Zum Abschied fordert Juso-Chef von der SPD mehr Haltung
Leon Hahn gibt am Wochenende seinen Posten ab
STUTTGART - Er hat die Jusos in Baden-Württemberg geprägt – zuerst als Vizechef, die vergangenen drei Jahre als Vorsitzender. Dieses Ehrenamt gibt er am Wochenende beim Juso-Landeskongress in Rastatt ab. Aber vorher hat er noch einen Appell an die SPD: „Wir müssen uns wieder mehr Haltung zutrauen.“
Seit Anfang des Monats hat Hahn einen Job, einen jenseits der Politik. Der 27-Jährige arbeitet in Reutlingen als Unternehmensberater für betriebliche Altersvorsorge. „Politisch bleibt meine Heimat der Bodenseekreis“, sagt er. Dem dortigen Kreisvorstand bleibt der gebürtige Salemer erhalten und er will sich auch weiter in der SPD engagieren – etwa als Mitglied der Lenkungsgruppe zum Grundsatzprogramm BW 2030. Dieses hatte er mit anderen jüngeren Funktionären auf einem Parteitag vergangenes Jahr mit durchgeboxt. Denn: Nach Hahns Meinung hat die Landes-SPD die Schlappe der Landtagswahl 2016 nie wirklich aufgearbeitet.
Aus Fehlern nicht gelernt
Ein wenig neidisch blickt Hahn auf das Analysepapier, das die Wahlschlappe der Bundes-SPD jüngst gnadenlos aufgedröselt hat. Er hatte auch für den Bundestag kandidiert. „Den Prozess, den die Partei im Bund jetzt macht, hätten wir im Land auch gebraucht“, sagt er mit Verweis auf die jüngste Landtagswahl. „Die Leute haben nicht den Eindruck, dass wir im Land aus den 12,7 Prozent gelernt haben.“Fehler müssten erkannt und eingestanden werden. Zum Beispiel der, dass die SPD aus Angst, Wähler zu verprellen, keine klare Haltung in der Flüchtlingskrise erkennen ließ – und das, obwohl die SPD zu dieser Zeit noch Integrations-, Innen- und Sozialministerium innehatte.
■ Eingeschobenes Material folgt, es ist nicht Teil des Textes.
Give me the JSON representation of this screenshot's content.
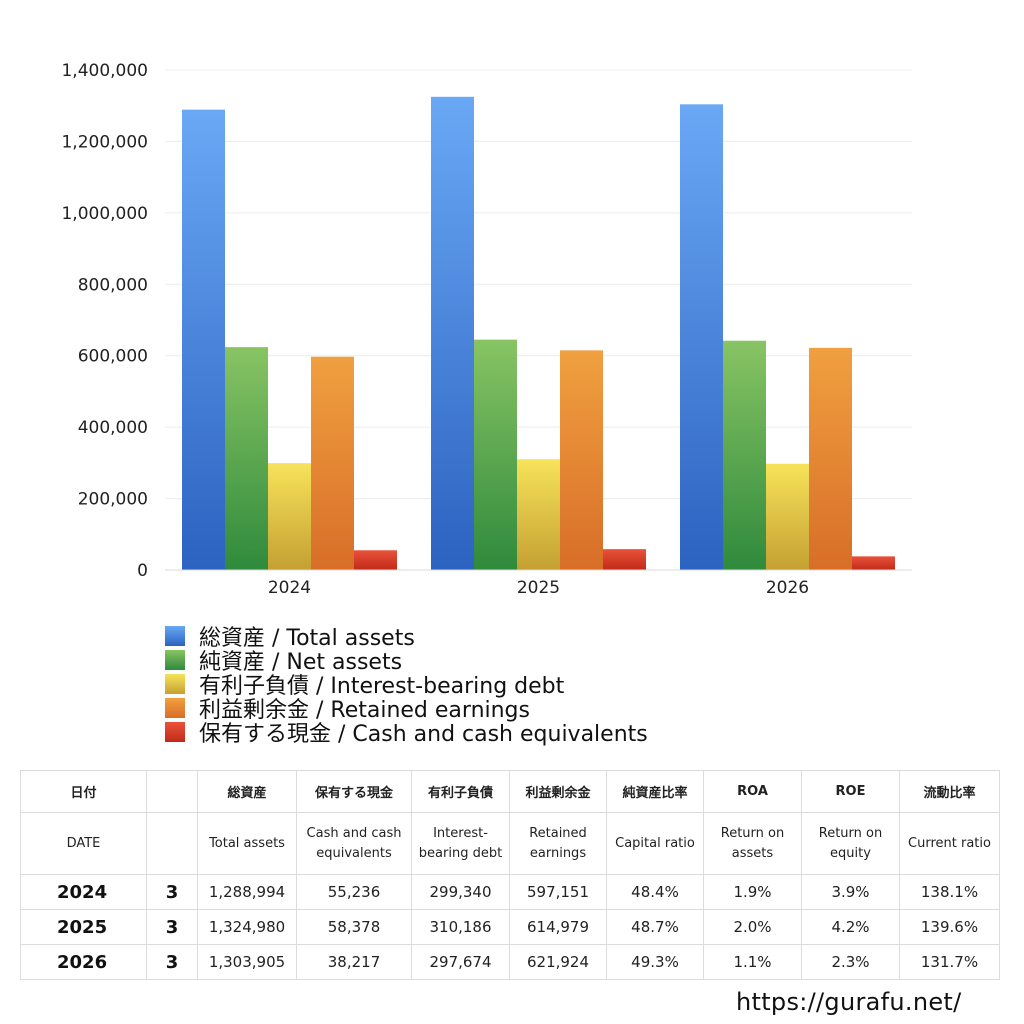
{
  "chart_data": {
    "type": "bar",
    "categories": [
      "2024",
      "2025",
      "2026"
    ],
    "series": [
      {
        "name": "総資産 / Total assets",
        "values": [
          1288994,
          1324980,
          1303905
        ],
        "color_top": "#6aa8f5",
        "color_bottom": "#2c62c0"
      },
      {
        "name": "純資産 / Net assets",
        "values": [
          624000,
          645000,
          642000
        ],
        "color_top": "#88c464",
        "color_bottom": "#2f8a3c"
      },
      {
        "name": "有利子負債 / Interest-bearing debt",
        "values": [
          299340,
          310186,
          297674
        ],
        "color_top": "#f7e35a",
        "color_bottom": "#c4a032"
      },
      {
        "name": "利益剰余金 / Retained earnings",
        "values": [
          597151,
          614979,
          621924
        ],
        "color_top": "#f0a040",
        "color_bottom": "#d86e28"
      },
      {
        "name": "保有する現金 /  Cash and cash equivalents",
        "values": [
          55236,
          58378,
          38217
        ],
        "color_top": "#e8523a",
        "color_bottom": "#c22a18"
      }
    ],
    "yticks": [
      "0",
      "200,000",
      "400,000",
      "600,000",
      "800,000",
      "1,000,000",
      "1,200,000",
      "1,400,000"
    ],
    "ylim": [
      0,
      1400000
    ],
    "grid": true,
    "legend_position": "bottom"
  },
  "table": {
    "headers_jp": [
      "日付",
      "",
      "総資産",
      "保有する現金",
      "有利子負債",
      "利益剰余金",
      "純資産比率",
      "ROA",
      "ROE",
      "流動比率"
    ],
    "headers_en": [
      "DATE",
      "",
      "Total assets",
      "Cash and cash equivalents",
      "Interest-bearing debt",
      "Retained earnings",
      "Capital ratio",
      "Return on assets",
      "Return on equity",
      "Current ratio"
    ],
    "rows": [
      [
        "2024",
        "3",
        "1,288,994",
        "55,236",
        "299,340",
        "597,151",
        "48.4%",
        "1.9%",
        "3.9%",
        "138.1%"
      ],
      [
        "2025",
        "3",
        "1,324,980",
        "58,378",
        "310,186",
        "614,979",
        "48.7%",
        "2.0%",
        "4.2%",
        "139.6%"
      ],
      [
        "2026",
        "3",
        "1,303,905",
        "38,217",
        "297,674",
        "621,924",
        "49.3%",
        "1.1%",
        "2.3%",
        "131.7%"
      ]
    ]
  },
  "footer": {
    "url": "https://gurafu.net/"
  }
}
Hahns Vorschlag: „Um die besten Politikansätze nach vorne gerichtet zu streiten, ist Teil unserer DNA. Demokratische Beschlüsse müssen dann aber auch von allen akzeptiert werden.“Zu tief sitze die Angst, dass alte Streitereien in der Partei wieder ausbrechen könnten. „Mein großer Wunsch ist, dass wir über die nächsten 15 Jahre diskutieren, nicht über die letzten 15.“
Unter ihm haben sich die LandesJusos im Eiltempo modernisiert. Mit ihren digitalen Beteiligungsformaten wurden sie bundesweit Vorreiter. Und Hahn versteht seine Jugendorganisation als Treiber der Partei – weniger durch Polemik und Lärm, sondern durch konstruktive Konzepte. Das attestieren ihm nicht nur die, die ihm wohlgesonnen sind. So ist Hahn auch nicht mit markigen Sprüchen in der Debatte um eine Neuauflage der Großen Koalition im Bund aufgefallen.
Deutlicher Zuwachs an Mitgliedern
Ein wenig stolz ist er, dass der massive Mitgliederzuwachs der vergangenen Jahre nicht nur auf die Popularität des Juso-Bundeschefs Kevin Kühnert zurückgeht. Als er vor drei Jahren den Vorsitz übernahm, gab es 4200 Jusos im Südwesten, heute sind es 6500.
Um seinen Posten bewerben sich nun zwei Frauen, beide sind bereits seine Stellvertreterinnen. Da ist die 21-Jährige Chiara Breiner aus Heidelberg. Die größeren Chancen werden indes der Ehingerin Stephanie Bernickel zugerechnet. Ganz verschwinden aus der Politik wird Hahn sicher nicht – dafür ist er zu sehr Überzeugungstäter. Wann und wie er zurückkommt, lässt er aber noch offen.